La relazione di Pozzi conferma una gestione tardiva ed inefficace dell’ente, anche in occasione della recente emergenza maltempo sulla Salerno – Reggio Calabria.
“Ci sono stati evidenti ritardi e una allarmante incapacità da parte dell’Anas. La relazione di Pozzi conferma una gestione tardiva ed inefficace dell’ente, anche in occasione della recente emergenza maltempo sulla Salerno – Reggio Calabria”. E’ la replica della senatrice Anna Donati, Capogruppo dei Verdi in Commissione Trasporti di Palazzo Madama, alle dichiarazioni rese oggi dal presidente dell’Anas, Vincenzo Pozzi, nel corso dell’audizione in Commissione sui disagi provocati dal maltempo sulla A3.
“C’è stato un evidente ritardo nell’azione dell’Anas che solo il 26 gennaio alle ore 18, vale a dire un giorno e mezzo dopo l’inizio dell’ondata di maltempo, ha deciso di chiudere l’autostrada.
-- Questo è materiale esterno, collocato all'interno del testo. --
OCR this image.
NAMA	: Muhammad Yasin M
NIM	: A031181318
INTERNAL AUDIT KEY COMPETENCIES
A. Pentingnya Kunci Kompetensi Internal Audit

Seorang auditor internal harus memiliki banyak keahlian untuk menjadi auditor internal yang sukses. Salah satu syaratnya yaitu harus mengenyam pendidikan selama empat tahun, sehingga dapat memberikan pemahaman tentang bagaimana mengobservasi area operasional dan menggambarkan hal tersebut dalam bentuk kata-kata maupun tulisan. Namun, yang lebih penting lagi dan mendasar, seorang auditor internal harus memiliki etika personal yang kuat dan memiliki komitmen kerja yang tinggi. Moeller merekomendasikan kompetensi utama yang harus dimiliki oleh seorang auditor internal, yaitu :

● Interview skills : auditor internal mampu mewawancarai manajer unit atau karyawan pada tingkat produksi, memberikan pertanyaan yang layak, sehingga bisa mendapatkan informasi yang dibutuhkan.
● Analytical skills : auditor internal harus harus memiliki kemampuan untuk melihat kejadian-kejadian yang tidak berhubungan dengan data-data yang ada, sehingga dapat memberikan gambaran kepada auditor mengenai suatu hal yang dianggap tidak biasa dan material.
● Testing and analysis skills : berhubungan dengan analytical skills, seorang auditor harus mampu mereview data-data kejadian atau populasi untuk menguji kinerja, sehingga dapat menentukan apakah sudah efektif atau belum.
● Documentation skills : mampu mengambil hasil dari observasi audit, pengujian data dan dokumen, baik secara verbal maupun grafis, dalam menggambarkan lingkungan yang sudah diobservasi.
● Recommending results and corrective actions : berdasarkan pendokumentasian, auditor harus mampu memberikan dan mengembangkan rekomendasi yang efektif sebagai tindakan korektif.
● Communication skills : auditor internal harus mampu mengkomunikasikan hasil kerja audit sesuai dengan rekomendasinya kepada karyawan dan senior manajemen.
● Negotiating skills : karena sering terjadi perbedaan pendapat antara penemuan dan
A quel punto – dichiara la senatrice verde – l’arteria era già al collasso ed ogni altra azione, anche di soccorso, diventava molto più complessa”.
“Inoltre, dalla relazione del presidente Pozzi è emerso come l’Anas sia di fatto completamente sprovvista di un sistema ordinario di gestione della rete – continua l’esponente del Sole che Ride -. Quando si verifica un evento straordinario, come quello della scorsa settimana sulla A3, qualsiasi provvedimento si rivela comunque inefficace, viste le carenze strutturali nella gestione dell’Anas”.
“Infine, sicuramente si sono registrati comportamenti alla guida non corretti, soprattutto nel caso di mezzi pesanti sprovvisti di catene nonostante la neve. Ma è inutile polemizzare con il mondo dell’autotrasporto solo quando fa comodo. Sulla intera rete italiana manca una azione di controllo dell’autotrasporto: non si usi l’argomento ora per scaricare le responsabilità. Nessuno si è mai posto il tema di vigilare sui turni, sul peso dei carichi e, neppure, quindi, sull’uso delle catene da parte dei tir. Attenzione, però, questa è una scelta politica – ha concluso Donati – che noi Verdi abbiamo sempre criticato”.